秦婉想,快些抄完,抄完應該就可以離開了吧!
秦婉跪在蒲團上,好在沈皇后還給她準備了蒲團,不然雙膝跪地,她定是撐不了幾個時辰。
這是為祖母祈福而抄寫的經書,秦婉不敢怠慢,也不敢松懈。
一筆一劃都是工工整整,盡管身子不停地抖,但她還是努力讓自己是手穩住。
秦婉不知道過了多久,只知道外面不似之前明亮了。
好在來的時候多吃了一些糕點,能撐一些時辰。
但午膳未用,她的肚子也已經叫個不停了。
“咔嚓,咔嚓...”
是開鎖的聲音。
隨后便傳來沈思怡的說話之聲,“天黑了,將燭火點燃,莫要耽誤秦四小姐抄寫經書!”
“是!”
秦婉只是瞥了一眼,依舊跪在地上抄寫,這是為祖母抄寫的,她要虔誠,不能被瑣事打攪。
被無視的沈思怡不由地憤怒起來,走到秦婉面前,一腳踢飛了硯臺,墨汁散落得到處都是。
跟著前來的宮女只是點燃了燭火便出去了,沒人能管得了沈思怡的囂張,畢竟她可是未來的四皇子妃。

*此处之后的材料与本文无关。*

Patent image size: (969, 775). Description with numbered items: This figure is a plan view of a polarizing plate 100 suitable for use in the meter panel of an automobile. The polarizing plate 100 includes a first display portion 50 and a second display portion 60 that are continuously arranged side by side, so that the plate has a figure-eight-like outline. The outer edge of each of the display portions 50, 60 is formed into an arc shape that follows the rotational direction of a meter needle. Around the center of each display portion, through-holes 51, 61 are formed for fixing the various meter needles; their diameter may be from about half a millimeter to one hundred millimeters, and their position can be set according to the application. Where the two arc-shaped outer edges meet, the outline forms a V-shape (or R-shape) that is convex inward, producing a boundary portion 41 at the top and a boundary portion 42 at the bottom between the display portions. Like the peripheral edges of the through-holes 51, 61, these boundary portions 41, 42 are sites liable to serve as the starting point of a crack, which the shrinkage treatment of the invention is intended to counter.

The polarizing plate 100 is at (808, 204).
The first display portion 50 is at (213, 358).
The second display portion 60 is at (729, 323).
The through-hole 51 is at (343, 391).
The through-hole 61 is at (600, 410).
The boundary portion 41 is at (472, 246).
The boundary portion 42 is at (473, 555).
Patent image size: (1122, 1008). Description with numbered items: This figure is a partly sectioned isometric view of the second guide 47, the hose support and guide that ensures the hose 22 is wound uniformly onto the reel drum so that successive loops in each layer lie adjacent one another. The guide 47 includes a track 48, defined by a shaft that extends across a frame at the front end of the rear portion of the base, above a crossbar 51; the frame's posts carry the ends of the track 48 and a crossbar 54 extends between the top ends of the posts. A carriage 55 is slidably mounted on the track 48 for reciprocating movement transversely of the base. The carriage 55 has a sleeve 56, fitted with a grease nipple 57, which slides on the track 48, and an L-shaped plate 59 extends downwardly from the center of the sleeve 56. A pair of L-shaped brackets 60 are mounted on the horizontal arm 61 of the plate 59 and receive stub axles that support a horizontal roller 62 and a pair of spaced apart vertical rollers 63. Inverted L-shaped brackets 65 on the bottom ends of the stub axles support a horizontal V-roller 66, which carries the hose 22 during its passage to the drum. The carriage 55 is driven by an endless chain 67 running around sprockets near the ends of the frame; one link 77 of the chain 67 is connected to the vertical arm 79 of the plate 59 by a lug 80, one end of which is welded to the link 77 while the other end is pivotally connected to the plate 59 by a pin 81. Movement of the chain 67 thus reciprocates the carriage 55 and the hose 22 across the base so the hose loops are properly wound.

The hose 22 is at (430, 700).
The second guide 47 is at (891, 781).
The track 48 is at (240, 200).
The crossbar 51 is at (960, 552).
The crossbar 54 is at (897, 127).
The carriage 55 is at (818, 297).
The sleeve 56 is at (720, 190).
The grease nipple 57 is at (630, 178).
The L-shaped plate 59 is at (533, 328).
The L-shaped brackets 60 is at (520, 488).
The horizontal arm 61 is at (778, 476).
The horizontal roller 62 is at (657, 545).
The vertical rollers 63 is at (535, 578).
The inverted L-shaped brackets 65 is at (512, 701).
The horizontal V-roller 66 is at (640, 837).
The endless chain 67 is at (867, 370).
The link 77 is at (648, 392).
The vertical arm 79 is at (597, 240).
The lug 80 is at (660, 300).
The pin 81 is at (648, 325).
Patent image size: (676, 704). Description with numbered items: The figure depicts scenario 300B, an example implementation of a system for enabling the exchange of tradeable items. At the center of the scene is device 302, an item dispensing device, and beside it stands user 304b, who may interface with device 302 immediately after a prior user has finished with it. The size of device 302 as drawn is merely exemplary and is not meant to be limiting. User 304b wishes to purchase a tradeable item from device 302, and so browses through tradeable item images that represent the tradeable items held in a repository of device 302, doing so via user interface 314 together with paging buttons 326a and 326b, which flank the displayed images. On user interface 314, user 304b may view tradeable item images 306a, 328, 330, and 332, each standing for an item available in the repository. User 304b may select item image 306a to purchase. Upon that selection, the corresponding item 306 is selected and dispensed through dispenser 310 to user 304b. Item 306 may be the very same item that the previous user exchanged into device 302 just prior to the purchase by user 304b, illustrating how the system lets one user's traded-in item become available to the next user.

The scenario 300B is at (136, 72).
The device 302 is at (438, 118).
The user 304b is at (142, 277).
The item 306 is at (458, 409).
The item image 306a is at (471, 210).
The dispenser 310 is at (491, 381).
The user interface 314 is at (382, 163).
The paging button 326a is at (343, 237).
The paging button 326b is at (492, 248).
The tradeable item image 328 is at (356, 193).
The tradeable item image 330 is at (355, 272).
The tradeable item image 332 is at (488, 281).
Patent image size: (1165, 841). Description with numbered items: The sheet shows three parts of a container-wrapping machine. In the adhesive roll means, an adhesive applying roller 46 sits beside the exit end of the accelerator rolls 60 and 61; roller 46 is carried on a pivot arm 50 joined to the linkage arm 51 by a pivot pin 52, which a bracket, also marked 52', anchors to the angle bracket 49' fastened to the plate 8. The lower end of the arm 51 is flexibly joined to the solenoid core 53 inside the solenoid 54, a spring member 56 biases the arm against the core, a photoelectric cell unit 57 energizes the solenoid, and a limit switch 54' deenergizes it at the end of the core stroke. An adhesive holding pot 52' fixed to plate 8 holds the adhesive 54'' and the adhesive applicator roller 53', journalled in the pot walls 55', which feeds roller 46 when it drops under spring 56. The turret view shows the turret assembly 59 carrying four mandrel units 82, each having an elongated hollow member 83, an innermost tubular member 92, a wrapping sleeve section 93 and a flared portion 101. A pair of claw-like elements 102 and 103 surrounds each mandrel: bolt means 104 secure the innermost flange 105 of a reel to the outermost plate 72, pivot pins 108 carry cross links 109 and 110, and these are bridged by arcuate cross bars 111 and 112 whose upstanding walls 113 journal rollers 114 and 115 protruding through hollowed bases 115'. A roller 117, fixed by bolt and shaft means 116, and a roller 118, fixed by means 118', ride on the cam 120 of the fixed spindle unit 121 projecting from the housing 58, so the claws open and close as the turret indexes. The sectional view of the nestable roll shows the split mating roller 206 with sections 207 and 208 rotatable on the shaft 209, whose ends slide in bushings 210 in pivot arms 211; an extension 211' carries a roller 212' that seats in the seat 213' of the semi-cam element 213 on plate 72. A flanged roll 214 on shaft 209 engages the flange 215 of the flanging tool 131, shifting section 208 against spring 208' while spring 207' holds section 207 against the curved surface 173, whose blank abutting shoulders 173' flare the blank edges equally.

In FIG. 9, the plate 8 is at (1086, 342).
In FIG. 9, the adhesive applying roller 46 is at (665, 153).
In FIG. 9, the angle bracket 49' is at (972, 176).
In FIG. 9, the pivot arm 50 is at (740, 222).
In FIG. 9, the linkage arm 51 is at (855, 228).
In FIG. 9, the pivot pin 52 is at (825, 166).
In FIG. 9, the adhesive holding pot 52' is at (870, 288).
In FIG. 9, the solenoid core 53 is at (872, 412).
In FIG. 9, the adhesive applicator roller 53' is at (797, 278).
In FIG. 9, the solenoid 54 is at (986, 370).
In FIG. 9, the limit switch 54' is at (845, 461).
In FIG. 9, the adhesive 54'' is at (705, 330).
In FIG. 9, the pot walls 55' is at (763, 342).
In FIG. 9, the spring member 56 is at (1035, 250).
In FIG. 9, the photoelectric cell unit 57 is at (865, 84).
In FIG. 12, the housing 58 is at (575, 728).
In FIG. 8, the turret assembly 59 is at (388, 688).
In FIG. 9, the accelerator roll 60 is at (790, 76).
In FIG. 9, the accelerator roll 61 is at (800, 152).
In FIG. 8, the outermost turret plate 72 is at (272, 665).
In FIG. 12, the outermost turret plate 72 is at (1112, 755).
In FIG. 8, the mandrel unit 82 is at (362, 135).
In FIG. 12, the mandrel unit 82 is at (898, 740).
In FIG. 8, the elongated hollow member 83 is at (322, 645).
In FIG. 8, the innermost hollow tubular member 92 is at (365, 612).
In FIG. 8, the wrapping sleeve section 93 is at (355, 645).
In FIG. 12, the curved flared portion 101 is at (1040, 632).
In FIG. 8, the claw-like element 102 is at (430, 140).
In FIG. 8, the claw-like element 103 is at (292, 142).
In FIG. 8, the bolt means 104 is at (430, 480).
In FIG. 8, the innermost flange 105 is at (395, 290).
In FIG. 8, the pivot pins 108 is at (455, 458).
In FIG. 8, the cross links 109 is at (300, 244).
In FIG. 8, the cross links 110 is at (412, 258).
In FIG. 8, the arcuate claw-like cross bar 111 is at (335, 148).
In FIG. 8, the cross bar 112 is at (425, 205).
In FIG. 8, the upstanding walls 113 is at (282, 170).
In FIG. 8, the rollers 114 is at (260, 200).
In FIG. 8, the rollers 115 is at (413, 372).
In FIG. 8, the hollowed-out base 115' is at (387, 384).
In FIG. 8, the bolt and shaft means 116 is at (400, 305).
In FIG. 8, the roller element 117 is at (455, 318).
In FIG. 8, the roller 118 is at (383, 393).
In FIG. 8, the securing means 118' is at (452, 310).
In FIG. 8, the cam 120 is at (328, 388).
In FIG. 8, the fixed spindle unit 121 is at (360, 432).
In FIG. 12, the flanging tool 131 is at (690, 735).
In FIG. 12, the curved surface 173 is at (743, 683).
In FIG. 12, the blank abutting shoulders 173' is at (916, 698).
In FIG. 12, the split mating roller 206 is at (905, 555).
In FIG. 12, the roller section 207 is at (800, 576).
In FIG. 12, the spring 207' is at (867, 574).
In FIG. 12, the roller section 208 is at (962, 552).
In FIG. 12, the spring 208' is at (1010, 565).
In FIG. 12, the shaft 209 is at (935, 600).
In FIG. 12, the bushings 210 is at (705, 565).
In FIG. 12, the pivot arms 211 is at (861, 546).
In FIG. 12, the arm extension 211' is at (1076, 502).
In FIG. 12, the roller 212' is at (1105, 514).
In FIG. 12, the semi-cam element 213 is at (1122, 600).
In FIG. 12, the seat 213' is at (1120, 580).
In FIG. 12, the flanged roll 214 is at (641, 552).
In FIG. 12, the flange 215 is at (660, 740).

秦婉停頓了一瞬,抬起冷眸瞪了沈思怡一眼,她覺得此次自己被安排來這里抄寫經書,與她脫不了干系。
果然,不等秦婉詢問,沈思怡便自己說了。
“秦婉,你休要裝什么清高,我知道你心里還喜歡璟瑜哥哥,但是璟瑜哥哥未來要娶的是我,有我在,你連做小的機會都沒有!”
沈思怡笑容得意,似是這場比試她贏了一般。
“你以為今日你在這抄寫經書,真的是姑母想讓你在這為秦老夫人祈福?”
“哼!不過是我看你不順眼罷了!”
“昨日你若是自己滾下樓梯,或許還沒有今日之事,但你偏偏往璟瑜哥哥懷里撲,你明知道我與他已經有了婚約,卻還纏著他不放,故意勾引,你這種賤人就該千刀萬剮!”